A short introduction to writing Kafka stream processing applications with the ZIO Kafka library.
ZIO Kafka is a lean and expressive library for interacting with Kafka through a ZIO Streams-based interface.
At Ziverge, we're big fans of Apache Kafka for creating a messaging fabric between microservices. From replicating data using changelog topics, to distributing work to multiple consumers, Kafka is a robust and scalable data store for processing loads of data.
In this post, we'd like to introduce you to ZIO Kafka - a lean library that provides an elegant interface to the Kafka APIs based on ZIO and ZIO Streams. After a quick introduction, we'll show how you can easily create a consumer process that reads records from Kafka, chunks them up and writes them to files.
We're going to use some imports throughout this file, so for brevity's sake, we'll list them here:
import zio._, zio.stream._, zio.duration._
import blocking.Blocking, clock.Clock
import zio.kafka.consumer._, zio.kafka.producer._, zio.kafka.serde._
import org.apache.kafka.clients.consumer.{ KafkaConsumer, ConsumerRecords, ConsumerRecord }
Interfacing applications with Kafka using the standard consumer and producer libraries is not an easy task, particularly if we're looking for asynchronous, non-blocking processing that integrates well with ZIO. Consuming Kafka topics is an effectively infinite computation; at any point in time, more data could be written to those topics. Therefore, long-running applications that consume these topics must be structured as infinite loops.
For example, assuming we've constructed a Kafka consumer, here's how the consumption loop would look like:
val consumer: KafkaConsumer[String, String] = ???
def processRecords(records: ConsumerRecords[String, String]): Task[Unit] = ???

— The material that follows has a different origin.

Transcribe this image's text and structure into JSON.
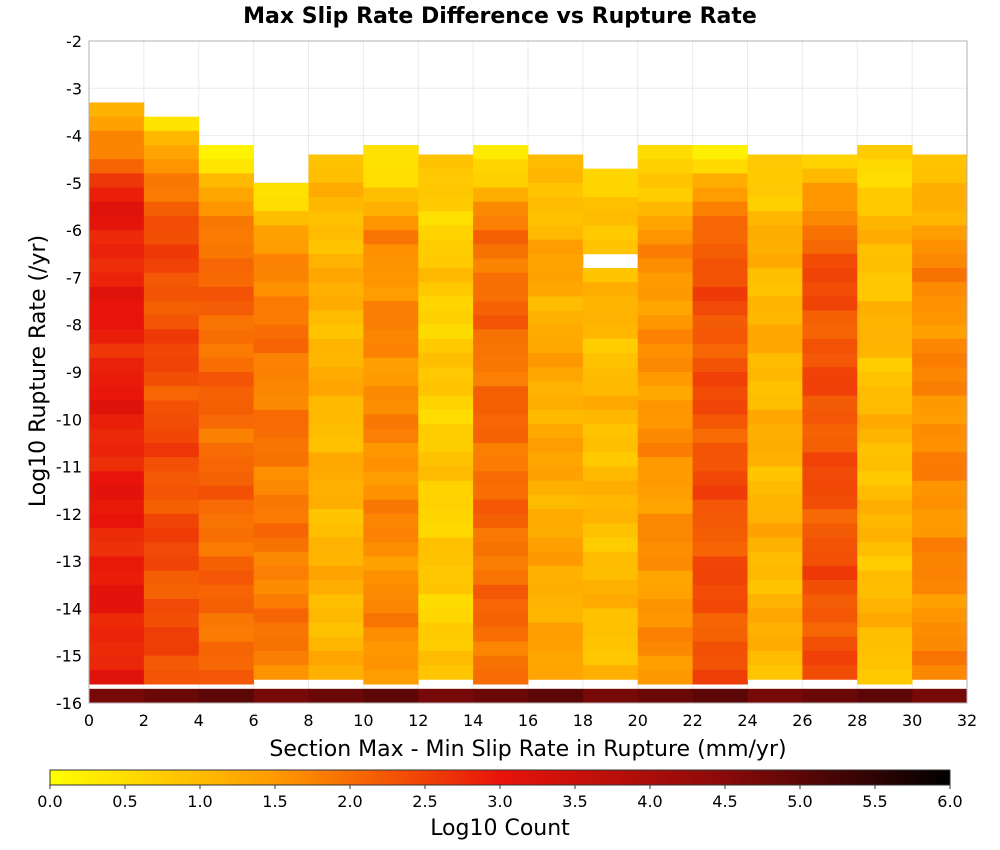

val consumerFiber: ZIO[Blocking, Nothing, Fiber[Throwable, Nothing]] =
(for {
data <- blocking.effectBlocking(consumer.poll(50.millis.asJava))
_ <- processRecords(data)
_ <- blocking.effectBlocking(consumer.commitSync())
} yield ()).forever.fork
While great as an initial approach, there are two major downsides to here. First, all of the processing steps are done synchronously. We will not commit our offsets before processing the current batch of records is done, and we will not fetch additional records before we're done committing the offsets. There's a strict happens-before relation between each of the steps here, and complete lack of pipelining. That means that if processRecords
is slow, we will see delays in polling the consumer.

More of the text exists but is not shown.